$group (aggregation)

在本页面

Definition

$group
- 按指定的_id表达式对 Importing 文档进行分组，并针对每个不同的分组输出文档。每个输出文档的_id字段包含唯一的按值分组。输出文档还可以包含包含某些accumulator expression值的计算字段。

Note

$group 不Order 其输出文件。

$group阶段具有以下原型形式：

{
  $group:
    {
      _id: <expression>, // Group By Expression
      <field1>: { <accumulator1> : <expression1> },
      ...
    }
 }

Field	Description
`_id`	必需.如果您将`_id`值指定为 null 或任何其他常数值，则`$group`阶段将整体计算所有 Importing 文档的累积值。

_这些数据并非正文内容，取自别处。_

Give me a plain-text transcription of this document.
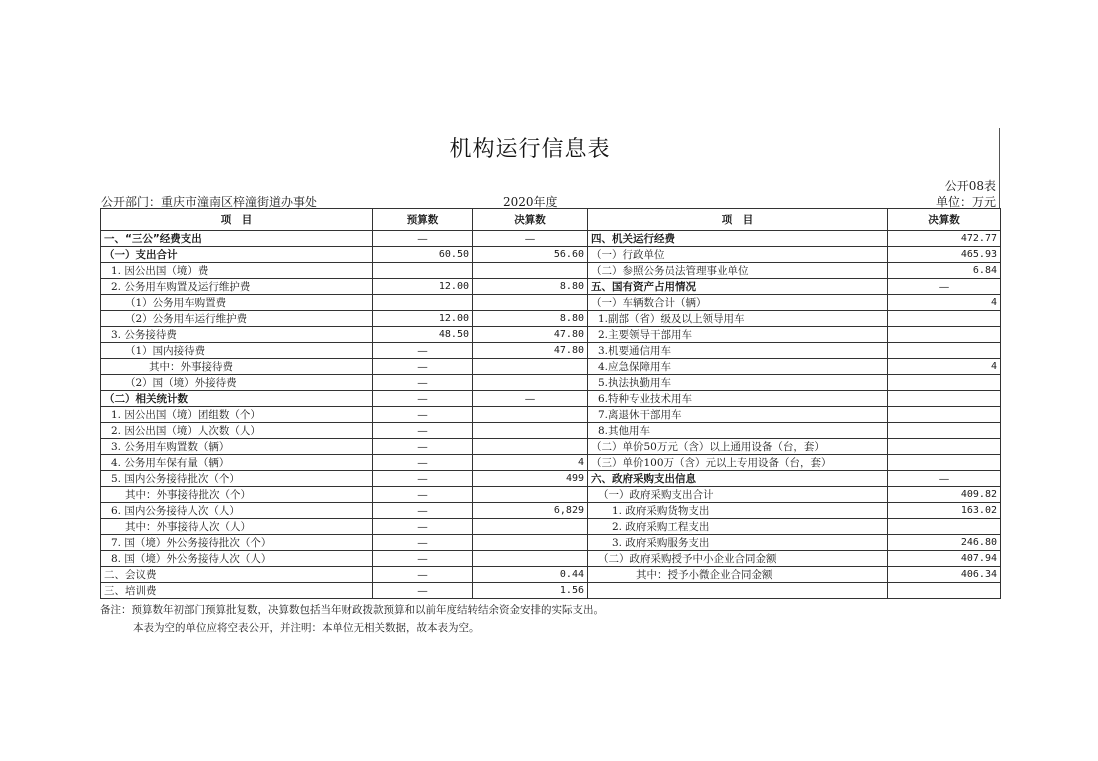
机构运行信息表
公开08表
公开部门：重庆市潼南区梓潼街道办事处	2020年度	单位：万元
项　目	预算数	决算数	项　目	决算数
一、“三公”经费支出	—	—	四、机关运行经费	472.77
（一）支出合计	60.50	56.60	（一）行政单位	465.93
1. 因公出国（境）费			（二）参照公务员法管理事业单位	6.84
2. 公务用车购置及运行维护费	12.00	8.80	五、国有资产占用情况	—
（1）公务用车购置费			（一）车辆数合计（辆）	4
（2）公务用车运行维护费	12.00	8.80	1.副部（省）级及以上领导用车	
3. 公务接待费	48.50	47.80	2.主要领导干部用车	
（1）国内接待费	—	47.80	3.机要通信用车	
其中：外事接待费	—		4.应急保障用车	4
（2）国（境）外接待费	—		5.执法执勤用车	
（二）相关统计数	—	—	6.特种专业技术用车	
1. 因公出国（境）团组数（个）	—		7.离退休干部用车	
2. 因公出国（境）人次数（人）	—		8.其他用车	
3. 公务用车购置数（辆）	—		（二）单价50万元（含）以上通用设备（台，套）	
4. 公务用车保有量（辆）	—	4	（三）单价100万（含）元以上专用设备（台，套）	
5. 国内公务接待批次（个）	—	499	六、政府采购支出信息	—
其中：外事接待批次（个）	—		（一）政府采购支出合计	409.82
6. 国内公务接待人次（人）	—	6,829	1. 政府采购货物支出	163.02
其中：外事接待人次（人）	—		2. 政府采购工程支出	
7. 国（境）外公务接待批次（个）	—		3. 政府采购服务支出	246.80
8. 国（境）外公务接待人次（人）	—		（二）政府采购授予中小企业合同金额	407.94
二、会议费	—	0.44	其中：授予小微企业合同金额	406.34
三、培训费	—	1.56		
备注：预算数年初部门预算批复数，决算数包括当年财政拨款预算和以前年度结转结余资金安排的实际支出。
本表为空的单位应将空表公开，并注明：本单位无相关数据，故本表为空。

查看以空分组的示例。
`field`	可选.使用accumulator operators计算。

_id和accumulator operators可以接受任何有效的expression。有关表达式的更多信息，请参见Expressions。

Considerations

Accumulator Operator

<accumulator>运算符必须是以下累加器运算符之一：

Name	Description
$addToSet	返回每个组的唯一表达式值的数组。数组元素的 Sequences 未定义。
$avg	返回数值的平均值。忽略非数字值。
$first	从每个组的第一个文档返回一个值。仅当文档按定义的 Sequences 定义 Sequences。
$last	从每个组的最后一个文档返回一个值。仅当文档按定义的 Sequences 定义 Sequences。
$max	返回每个组的最高表达式值。
$mergeObjects	返回通过合并每个组的 Importing 文档而创建的文档。
$min	返回每个组的最低表达式值。
$push	返回每个组的表达式值的数组。
$stdDevPop	返回 Importing 值的总体标准偏差。
$stdDevSamp	返回 Importing 值的 samples 标准偏差。
$sum	返回数值的总和。忽略非数字值。

$ group 运算符和内存

$group阶段的 RAM 限制为 100 MB。默认情况下，如果阶段超出此限制，则$group返回错误。要允许处理大型数据集，请将allowDiskUse选项设置为true。该标志使$group操作能够写入临时文件。有关更多信息，请参见db.collection.aggregate()方法和aggregate命令。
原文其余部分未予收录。